Trump anunció una investigación contra la Unión Europea y amenaza con nuevos aranceles por las multas a Google
Las tensiones comerciales entre Estados Unidos y la Unión Europea volvieron a escalar luego de que el presidente Donald Trump anunciara el inicio de una investigación contra el bloque europeo por las millonarias multas aplicadas a empresas tecnológicas estadounidenses como Google, Apple, Amazon y Meta.
A través de un mensaje difundido en sus redes sociales, el mandatario sostuvo que Bruselas está "robando" a las compañías norteamericanas mediante sanciones que calificó de ilegales y discriminatorias. "Estados Unidos no es una hucha para Europa, no lo permitiremos", afirmó.
Trump adelantó que su administración utilizará la Sección 301 de la Ley de Comercio de 1974 para investigar las prácticas de la Unión Europea, una herramienta que habilita al Gobierno estadounidense a responder con aranceles cuando considera que existen medidas comerciales injustas o discriminatorias.
El presidente aseguró que solo Google ya acumula multas superiores a los 18.000 millones de dólares y cuestionó también las sanciones impuestas a Apple, Meta y Amazon. Además, advirtió que la Unión Europea "pagará un precio muy alto" por su accionar y anticipó que impondrá un "arancel sustancial" en el corto plazo.
Las multas aplicadas por Bruselas responden a presuntas infracciones a las normas de competencia y de protección de los usuarios.
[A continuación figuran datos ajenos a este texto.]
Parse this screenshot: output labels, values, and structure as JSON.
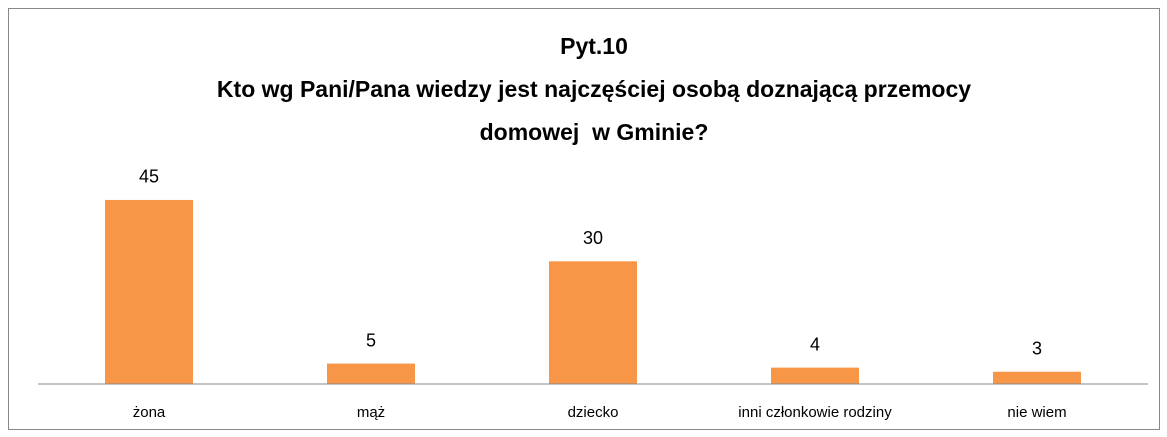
{
  "chart_data": {
    "type": "bar",
    "title": [
      "Pyt.10",
      "Kto wg Pani/Pana wiedzy jest najczęściej osobą doznającą przemocy",
      "domowej  w Gminie?"
    ],
    "categories": [
      "żona",
      "mąż",
      "dziecko",
      "inni członkowie rodziny",
      "nie wiem"
    ],
    "values": [
      45,
      5,
      30,
      4,
      3
    ],
    "color": "#f79646",
    "ylim": [
      0,
      50
    ]
  }
}
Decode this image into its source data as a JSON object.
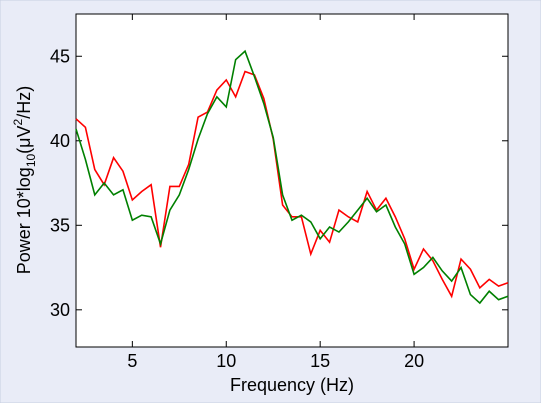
{
  "chart_data": {
    "type": "line",
    "xlabel": "Frequency (Hz)",
    "ylabel_parts": [
      "Power 10*log",
      "10",
      "(μV",
      "2",
      "/Hz)"
    ],
    "x": [
      2,
      2.5,
      3,
      3.5,
      4,
      4.5,
      5,
      5.5,
      6,
      6.5,
      7,
      7.5,
      8,
      8.5,
      9,
      9.5,
      10,
      10.5,
      11,
      11.5,
      12,
      12.5,
      13,
      13.5,
      14,
      14.5,
      15,
      15.5,
      16,
      16.5,
      17,
      17.5,
      18,
      18.5,
      19,
      19.5,
      20,
      20.5,
      21,
      21.5,
      22,
      22.5,
      23,
      23.5,
      24,
      24.5,
      25
    ],
    "series": [
      {
        "color": "#ff0000",
        "values": [
          41.3,
          40.8,
          38.3,
          37.4,
          39.0,
          38.2,
          36.5,
          37.0,
          37.4,
          33.7,
          37.3,
          37.3,
          38.6,
          41.4,
          41.7,
          43.0,
          43.6,
          42.6,
          44.1,
          43.9,
          42.5,
          40.1,
          36.2,
          35.5,
          35.5,
          33.3,
          34.7,
          34.0,
          35.9,
          35.5,
          35.2,
          37.0,
          35.9,
          36.6,
          35.5,
          34.2,
          32.4,
          33.6,
          32.9,
          31.8,
          30.8,
          33.0,
          32.4,
          31.3,
          31.8,
          31.4,
          31.6
        ]
      },
      {
        "color": "#008000",
        "values": [
          40.7,
          38.9,
          36.8,
          37.5,
          36.8,
          37.1,
          35.3,
          35.6,
          35.5,
          33.9,
          35.9,
          36.8,
          38.3,
          40.1,
          41.6,
          42.6,
          42.0,
          44.8,
          45.3,
          43.8,
          42.2,
          40.2,
          36.8,
          35.3,
          35.6,
          35.2,
          34.2,
          34.9,
          34.6,
          35.2,
          35.9,
          36.6,
          35.8,
          36.2,
          34.9,
          33.9,
          32.1,
          32.5,
          33.1,
          32.3,
          31.7,
          32.5,
          30.9,
          30.4,
          31.1,
          30.6,
          30.8
        ]
      }
    ],
    "xlim": [
      2,
      25
    ],
    "ylim": [
      27.8,
      47.5
    ],
    "xticks": [
      5,
      10,
      15,
      20
    ],
    "yticks": [
      30,
      35,
      40,
      45
    ]
  }
}
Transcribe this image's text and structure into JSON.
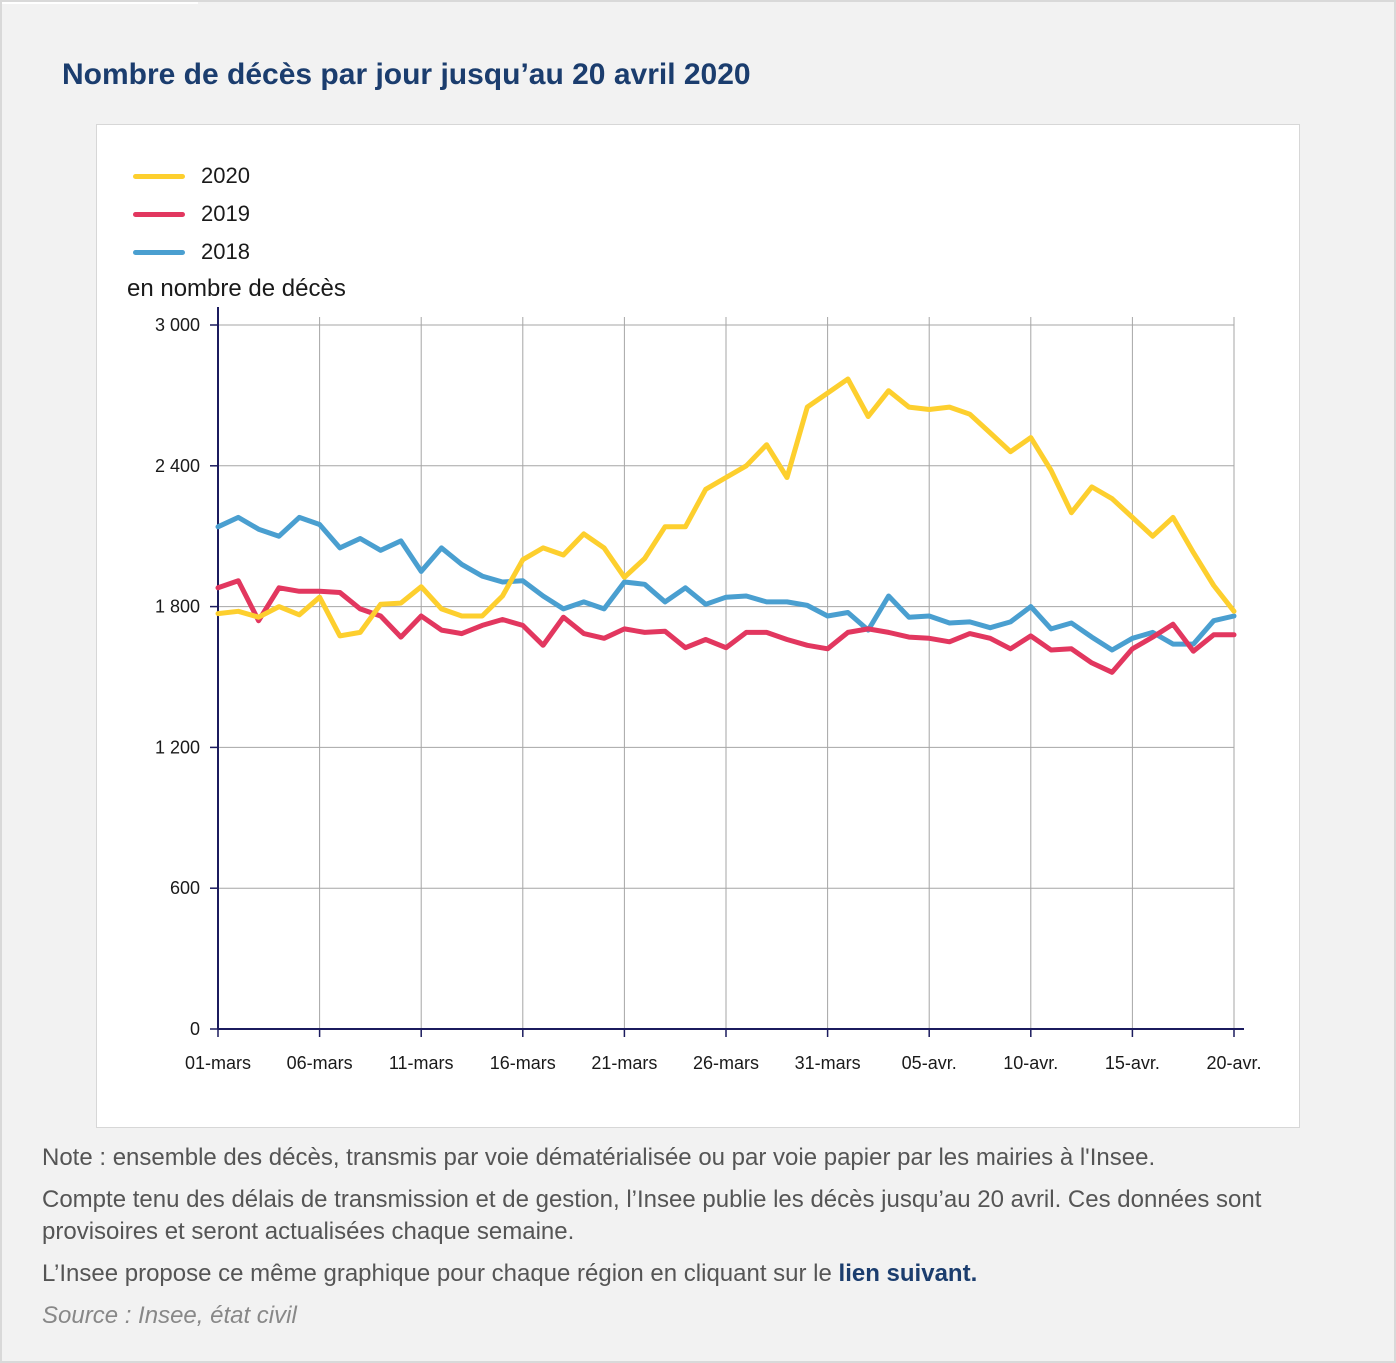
{
  "title": "Nombre de décès par jour jusqu’au 20 avril 2020",
  "notes": {
    "line1": "Note : ensemble des décès, transmis par voie dématérialisée ou par voie papier par les mairies à l'Insee.",
    "line2": "Compte tenu des délais de transmission et de gestion, l’Insee publie les décès jusqu’au 20 avril. Ces données sont provisoires et seront actualisées chaque semaine.",
    "line3_text": "L’Insee propose ce même graphique pour chaque région en cliquant sur le ",
    "line3_link": "lien suivant.",
    "source": "Source : Insee, état civil"
  },
  "colors": {
    "2020": "#fdcf2e",
    "2019": "#e2375f",
    "2018": "#4a9fd0",
    "axis": "#1b1b5e",
    "grid": "#a6a6a6"
  },
  "chart_data": {
    "type": "line",
    "title": "Nombre de décès par jour jusqu’au 20 avril 2020",
    "ylabel": "en nombre de décès",
    "xlabel": "",
    "ylim": [
      0,
      3000
    ],
    "yticks": [
      0,
      600,
      1200,
      1800,
      2400,
      3000
    ],
    "ytick_labels": [
      "0",
      "600",
      "1 200",
      "1 800",
      "2 400",
      "3 000"
    ],
    "xtick_labels": [
      "01-mars",
      "06-mars",
      "11-mars",
      "16-mars",
      "21-mars",
      "26-mars",
      "31-mars",
      "05-avr.",
      "10-avr.",
      "15-avr.",
      "20-avr."
    ],
    "x": [
      "01-mars",
      "02-mars",
      "03-mars",
      "04-mars",
      "05-mars",
      "06-mars",
      "07-mars",
      "08-mars",
      "09-mars",
      "10-mars",
      "11-mars",
      "12-mars",
      "13-mars",
      "14-mars",
      "15-mars",
      "16-mars",
      "17-mars",
      "18-mars",
      "19-mars",
      "20-mars",
      "21-mars",
      "22-mars",
      "23-mars",
      "24-mars",
      "25-mars",
      "26-mars",
      "27-mars",
      "28-mars",
      "29-mars",
      "30-mars",
      "31-mars",
      "01-avr.",
      "02-avr.",
      "03-avr.",
      "04-avr.",
      "05-avr.",
      "06-avr.",
      "07-avr.",
      "08-avr.",
      "09-avr.",
      "10-avr.",
      "11-avr.",
      "12-avr.",
      "13-avr.",
      "14-avr.",
      "15-avr.",
      "16-avr.",
      "17-avr.",
      "18-avr.",
      "19-avr.",
      "20-avr."
    ],
    "grid": true,
    "legend_position": "top-left",
    "series": [
      {
        "name": "2020",
        "values": [
          1770,
          1780,
          1755,
          1800,
          1765,
          1840,
          1675,
          1690,
          1810,
          1815,
          1885,
          1790,
          1760,
          1760,
          1845,
          2000,
          2050,
          2020,
          2110,
          2050,
          1925,
          2005,
          2140,
          2140,
          2300,
          2350,
          2400,
          2490,
          2350,
          2650,
          2710,
          2770,
          2610,
          2720,
          2650,
          2640,
          2650,
          2620,
          2540,
          2460,
          2520,
          2380,
          2200,
          2310,
          2260,
          2180,
          2100,
          2180,
          2030,
          1890,
          1780
        ]
      },
      {
        "name": "2019",
        "values": [
          1880,
          1910,
          1740,
          1880,
          1865,
          1865,
          1860,
          1790,
          1760,
          1670,
          1760,
          1700,
          1685,
          1720,
          1745,
          1720,
          1635,
          1755,
          1685,
          1665,
          1705,
          1690,
          1695,
          1625,
          1660,
          1625,
          1690,
          1690,
          1660,
          1635,
          1620,
          1690,
          1705,
          1690,
          1670,
          1665,
          1650,
          1685,
          1665,
          1620,
          1675,
          1615,
          1620,
          1560,
          1520,
          1620,
          1670,
          1725,
          1610,
          1680,
          1680
        ]
      },
      {
        "name": "2018",
        "values": [
          2140,
          2180,
          2130,
          2100,
          2180,
          2150,
          2050,
          2090,
          2040,
          2080,
          1950,
          2050,
          1980,
          1930,
          1905,
          1910,
          1845,
          1790,
          1820,
          1790,
          1905,
          1895,
          1820,
          1880,
          1810,
          1840,
          1845,
          1820,
          1820,
          1805,
          1760,
          1775,
          1700,
          1845,
          1755,
          1760,
          1730,
          1735,
          1710,
          1735,
          1800,
          1705,
          1730,
          1670,
          1615,
          1665,
          1690,
          1640,
          1640,
          1740,
          1760
        ]
      }
    ]
  }
}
En el caso de Google, la Comisión Europea sancionó a la empresa con un total de 890 millones de euros por favorecer sus propios servicios en el buscador Google Search y por restringir alternativas de comercialización en Google Play.
Desde la Comisión Europea defendieron la decisión y señalaron que las sanciones buscan garantizar condiciones de competencia equitativas para todas las empresas que operan en el mercado digital.
El anuncio de Trump se produjo un día después de que Estados Unidos comunicara una nueva ronda de aranceles para cerca de 60 países, en el marco de su política comercial. La Casa Blanca también expresó preocupación por el impacto que el conflicto podría tener sobre la estabilidad del comercio entre ambos bloques.
Con este nuevo enfrentamiento, la relación comercial entre Washington y Bruselas vuelve a atravesar un momento de fuerte tensión, en medio de una creciente disputa por la regulación de las grandes empresas tecnológicas y la política arancelaria estadounidense.